New Orleans on the screen

Feb 09, 2010 09:52

Yes, yes. They won the big game. I had fun shouting at the TV alongside friends at Smaugslair. Ate way too many wasabi peas and pumpkin seeds. Drank just enough beer, mezcal, and Agwa [though I still long for that trip to Peru and the chance for mate de coca].

In a strange confluence, Netflix brought the last disk of Boondocks & the documentary Trouble the Water, which describes the story of a carless couple in New Orleans during Katrina, much of it being amateur footage shot by Kim during the storm. One could wish she were a better cinematographer, but it's pretty as real as it gets. She and her husband and brother basically fend for themselves, save neighbors and strangers, and get the fuck out using their own initiative, ultimately driving a panel truck with 30 people in it out of the city. After the worst of the storm, they hook up with professional documentarians and cover the rest of the aftermath. By no means a perfect documentary, but still fascinating, especially to see the changes in their lives. Not to beat around the bush, but the husband is a high school dropout drug dealer.
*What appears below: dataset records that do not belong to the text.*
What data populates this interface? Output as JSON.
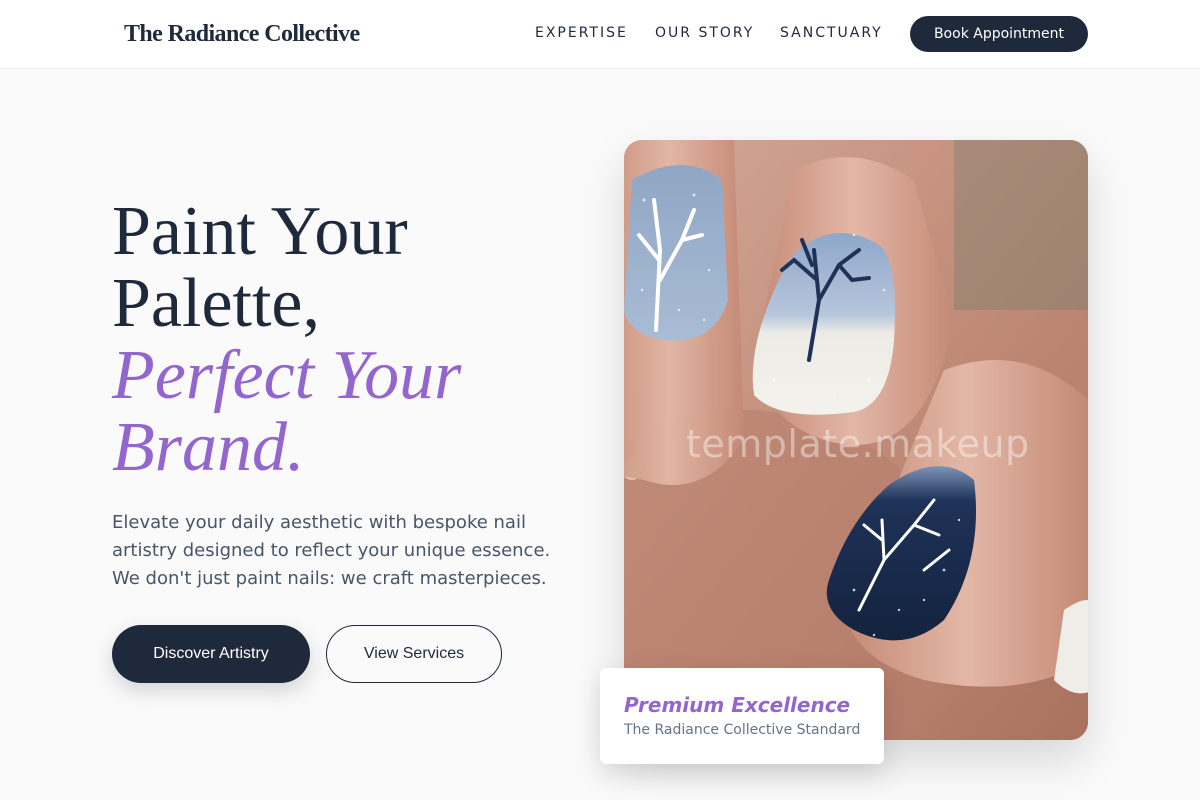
{
  "brand": {
    "name": "The Radiance Collective"
  },
  "nav": {
    "links": [
      {
        "label": "EXPERTISE"
      },
      {
        "label": "OUR STORY"
      },
      {
        "label": "SANCTUARY"
      }
    ],
    "cta_label": "Book Appointment"
  },
  "hero": {
    "title_lines": [
      "Paint Your",
      "Palette,"
    ],
    "accent_lines": [
      "Perfect Your",
      "Brand."
    ],
    "description_lines": [
      "Elevate your daily aesthetic with bespoke nail",
      "artistry designed to reflect your unique essence.",
      "We don't just paint nails: we craft masterpieces."
    ],
    "primary_button": "Discover Artistry",
    "secondary_button": "View Services",
    "image": {
      "subject": "manicured hand with winter tree nail art in blue, white and navy",
      "watermark": "template.makeup"
    }
  },
  "badge_card": {
    "title": "Premium Excellence",
    "subtitle": "The Radiance Collective Standard"
  },
  "colors": {
    "navy": "#1e293b",
    "accent_purple": "#9366cf",
    "background": "#fafafa",
    "body_text": "#475569",
    "muted_text": "#64748b"
  }
}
She's a wannabe rapper, ex-drug dealer. They become heroes. More than that, you get the sense that this catastrophe has made them better people.
I may have mentioned that the Goth Gardener has instituted a rule whereby she gets to punch me in the shoulder when sad things happen in a film I've made her watch. There are certainly a number of sad things about Katrina, but these heroes spared me from a severe beating, by heroically saving their cat. I was never happier to see a cat onscreen.
Oh, and I mention Boondocks in connection with Trouble the Water because at one point, she picks up her brother from prison (the prison system seems to have failed spectacularly). She asks him what the authorities did to prepare them for Katrina. He says they didn't tell them anything about the hurricane; he had no idea it was coming. "Didn't you see it on TV?" "Naw, we only watched BET." I fell off the couch, dying from an attack of black comedy. Wait, not black comedy, but black comedy. Wait, maybe it's both.